Gábor Takács-Nagy presents one of the most personal and intimate works by Johannes Brahms.
Gábor Takács-Nagy has achieved his proven reputation many years ago, winning the first prize of the Jeno Hubay European violin competition in 1979, he learnt from the great Nathan Milstein and was awarded with the first prize of the Franz Liszt Academy in 1982. Founder and first violin of the Takács Quartet from 1975 to 1992, recognized worldwide as one of the best string quartets, he has also played with Sir Georg Solti, Lord Menuhin and Mstislav Rostropovich.
In this masterclass, he focuses on a magnificent and tragic work by Johannes Brahms: the Piano Quartet in C Minor, Op. 60, composed for violin, viola, cello and piano, also known as Werther quartet. In Goethe's work, Werther is a very sensitive and creative young man, becoming depressed when he sees the woman he loves marrying another. Indeed, Brahms's feelings for Clara, Robert Schumann's wife, were vain, and this love could very well be compared to Werther's story.

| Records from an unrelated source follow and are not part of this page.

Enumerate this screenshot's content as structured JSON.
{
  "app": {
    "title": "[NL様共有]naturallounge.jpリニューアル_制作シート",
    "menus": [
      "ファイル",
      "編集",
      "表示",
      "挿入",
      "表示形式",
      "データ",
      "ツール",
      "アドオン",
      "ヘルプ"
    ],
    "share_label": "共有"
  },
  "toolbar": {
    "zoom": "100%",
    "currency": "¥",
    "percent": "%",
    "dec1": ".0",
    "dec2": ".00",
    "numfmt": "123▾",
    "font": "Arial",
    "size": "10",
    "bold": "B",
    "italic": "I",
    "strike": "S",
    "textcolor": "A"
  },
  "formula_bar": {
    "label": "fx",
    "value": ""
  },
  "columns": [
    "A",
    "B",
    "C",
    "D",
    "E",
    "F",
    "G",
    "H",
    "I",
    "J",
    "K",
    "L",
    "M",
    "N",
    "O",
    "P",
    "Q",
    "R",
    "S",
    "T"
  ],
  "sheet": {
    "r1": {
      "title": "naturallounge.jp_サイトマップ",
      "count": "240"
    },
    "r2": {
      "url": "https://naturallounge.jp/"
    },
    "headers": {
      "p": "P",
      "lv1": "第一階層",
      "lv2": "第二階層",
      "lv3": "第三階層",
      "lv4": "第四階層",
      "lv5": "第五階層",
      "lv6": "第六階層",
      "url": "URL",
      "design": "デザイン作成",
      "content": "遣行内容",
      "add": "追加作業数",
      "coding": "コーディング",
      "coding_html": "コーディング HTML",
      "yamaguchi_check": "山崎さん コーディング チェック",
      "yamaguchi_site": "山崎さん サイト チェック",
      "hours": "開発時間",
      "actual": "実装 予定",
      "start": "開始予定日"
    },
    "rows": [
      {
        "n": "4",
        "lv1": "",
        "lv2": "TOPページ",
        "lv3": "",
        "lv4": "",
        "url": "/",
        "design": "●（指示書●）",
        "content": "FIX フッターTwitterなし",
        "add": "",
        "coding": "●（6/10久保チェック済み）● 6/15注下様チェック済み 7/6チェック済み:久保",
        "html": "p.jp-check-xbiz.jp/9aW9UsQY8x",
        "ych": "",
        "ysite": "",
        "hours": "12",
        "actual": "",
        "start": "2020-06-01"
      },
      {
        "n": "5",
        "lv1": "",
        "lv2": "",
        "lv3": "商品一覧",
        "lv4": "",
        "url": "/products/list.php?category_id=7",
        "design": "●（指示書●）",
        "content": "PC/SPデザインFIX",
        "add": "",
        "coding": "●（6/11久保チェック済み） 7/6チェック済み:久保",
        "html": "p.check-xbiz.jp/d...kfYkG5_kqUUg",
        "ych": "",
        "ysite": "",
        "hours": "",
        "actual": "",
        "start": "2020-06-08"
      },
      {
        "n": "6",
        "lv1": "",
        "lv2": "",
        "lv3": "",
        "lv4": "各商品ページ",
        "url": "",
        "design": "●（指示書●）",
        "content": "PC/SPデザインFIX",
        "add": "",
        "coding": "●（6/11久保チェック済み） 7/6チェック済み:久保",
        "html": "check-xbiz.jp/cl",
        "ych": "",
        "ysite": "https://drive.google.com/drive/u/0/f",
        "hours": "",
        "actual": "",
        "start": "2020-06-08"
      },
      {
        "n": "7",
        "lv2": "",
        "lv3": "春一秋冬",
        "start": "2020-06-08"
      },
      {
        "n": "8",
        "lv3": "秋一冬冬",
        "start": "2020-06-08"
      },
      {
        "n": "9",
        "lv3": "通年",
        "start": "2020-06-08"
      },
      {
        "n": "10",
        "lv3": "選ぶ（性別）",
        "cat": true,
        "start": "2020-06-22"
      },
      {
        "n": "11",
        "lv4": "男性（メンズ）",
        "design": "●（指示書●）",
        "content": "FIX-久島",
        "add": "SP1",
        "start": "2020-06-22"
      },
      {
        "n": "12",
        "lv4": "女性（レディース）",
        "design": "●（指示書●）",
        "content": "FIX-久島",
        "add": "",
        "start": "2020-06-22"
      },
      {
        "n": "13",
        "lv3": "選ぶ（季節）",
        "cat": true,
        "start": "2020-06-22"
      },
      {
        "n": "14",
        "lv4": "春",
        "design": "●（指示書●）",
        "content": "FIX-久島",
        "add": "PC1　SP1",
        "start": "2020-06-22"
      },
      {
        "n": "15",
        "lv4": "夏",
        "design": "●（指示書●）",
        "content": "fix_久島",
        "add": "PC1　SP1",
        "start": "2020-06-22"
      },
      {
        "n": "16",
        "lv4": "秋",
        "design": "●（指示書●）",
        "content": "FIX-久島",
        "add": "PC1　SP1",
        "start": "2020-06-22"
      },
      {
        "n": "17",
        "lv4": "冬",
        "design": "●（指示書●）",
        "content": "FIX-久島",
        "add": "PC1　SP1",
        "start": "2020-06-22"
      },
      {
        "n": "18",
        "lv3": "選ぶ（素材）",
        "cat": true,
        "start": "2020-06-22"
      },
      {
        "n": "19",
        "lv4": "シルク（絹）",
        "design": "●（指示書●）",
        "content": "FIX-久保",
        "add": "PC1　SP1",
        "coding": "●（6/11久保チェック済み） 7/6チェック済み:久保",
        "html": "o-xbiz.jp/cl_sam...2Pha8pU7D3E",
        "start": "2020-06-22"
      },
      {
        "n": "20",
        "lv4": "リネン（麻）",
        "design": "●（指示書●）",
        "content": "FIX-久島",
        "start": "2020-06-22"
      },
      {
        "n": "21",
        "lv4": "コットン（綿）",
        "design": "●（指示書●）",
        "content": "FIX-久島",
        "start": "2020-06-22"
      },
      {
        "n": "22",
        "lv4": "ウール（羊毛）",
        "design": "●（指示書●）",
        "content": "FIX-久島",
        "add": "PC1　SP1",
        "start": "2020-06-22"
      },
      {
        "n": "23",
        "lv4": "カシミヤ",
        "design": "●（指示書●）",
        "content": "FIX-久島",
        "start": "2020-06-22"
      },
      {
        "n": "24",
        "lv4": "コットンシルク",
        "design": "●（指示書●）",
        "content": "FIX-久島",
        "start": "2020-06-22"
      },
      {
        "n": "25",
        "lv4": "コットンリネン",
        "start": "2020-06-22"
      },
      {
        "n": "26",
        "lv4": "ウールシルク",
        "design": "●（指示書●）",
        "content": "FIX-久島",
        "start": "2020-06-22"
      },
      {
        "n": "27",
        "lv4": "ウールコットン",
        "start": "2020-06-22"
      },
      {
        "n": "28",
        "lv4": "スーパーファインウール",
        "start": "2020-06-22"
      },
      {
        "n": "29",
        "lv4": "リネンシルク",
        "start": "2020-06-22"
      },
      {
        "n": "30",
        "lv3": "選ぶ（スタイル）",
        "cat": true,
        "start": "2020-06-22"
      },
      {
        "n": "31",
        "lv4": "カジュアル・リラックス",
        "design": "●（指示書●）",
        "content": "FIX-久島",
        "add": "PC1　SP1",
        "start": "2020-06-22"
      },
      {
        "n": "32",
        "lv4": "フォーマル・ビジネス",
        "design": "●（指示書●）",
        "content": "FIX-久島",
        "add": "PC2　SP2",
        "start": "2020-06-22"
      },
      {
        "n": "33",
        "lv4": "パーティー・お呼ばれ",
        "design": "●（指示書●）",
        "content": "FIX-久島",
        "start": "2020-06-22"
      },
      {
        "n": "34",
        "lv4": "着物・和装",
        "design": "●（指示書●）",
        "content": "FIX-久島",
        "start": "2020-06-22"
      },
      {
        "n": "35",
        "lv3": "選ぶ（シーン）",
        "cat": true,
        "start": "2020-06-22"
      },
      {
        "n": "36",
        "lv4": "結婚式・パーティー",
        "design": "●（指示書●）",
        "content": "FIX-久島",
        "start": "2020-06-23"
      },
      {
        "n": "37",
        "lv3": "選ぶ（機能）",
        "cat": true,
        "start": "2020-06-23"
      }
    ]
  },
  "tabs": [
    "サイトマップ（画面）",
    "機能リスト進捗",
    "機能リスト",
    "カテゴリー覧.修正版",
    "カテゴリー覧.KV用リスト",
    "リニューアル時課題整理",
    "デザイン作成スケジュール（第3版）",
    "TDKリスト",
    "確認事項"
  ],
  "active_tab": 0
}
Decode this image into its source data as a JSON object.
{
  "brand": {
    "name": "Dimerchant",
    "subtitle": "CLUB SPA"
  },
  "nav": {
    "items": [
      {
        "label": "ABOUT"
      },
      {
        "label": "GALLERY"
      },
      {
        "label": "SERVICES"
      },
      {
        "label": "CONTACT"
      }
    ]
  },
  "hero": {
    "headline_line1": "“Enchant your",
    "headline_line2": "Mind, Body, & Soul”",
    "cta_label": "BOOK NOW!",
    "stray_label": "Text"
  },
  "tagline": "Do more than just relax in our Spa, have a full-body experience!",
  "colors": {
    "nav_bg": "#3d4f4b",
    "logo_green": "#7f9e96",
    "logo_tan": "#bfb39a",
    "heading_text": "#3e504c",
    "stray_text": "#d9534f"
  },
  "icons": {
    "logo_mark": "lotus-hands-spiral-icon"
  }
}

In 1855, he started to compose three piano quartets, and completed two of them. The last one, the most personal and the deepest, was put apart. Young Brahms's feelings are exposed, the twenty-two year-old artist torn between his admiration for Robert Schumann, dying, and his impossible love. In 1868, he is not sure whether he should or not release this work that reminds him of such events of his past. Thankfully, time heals all wounds, and the work was completed in 1875, and performed for the first time 20 years after its first draft.
The Masterclass Media Foundation Archives offer to students and music lovers around the world filmed masterclasses, given by the best talents, on the greatest works of the classical repertoire. Their primary purpose is to provide a valuable educational resource in order to perpetuate passion and knowledge from one generation to another.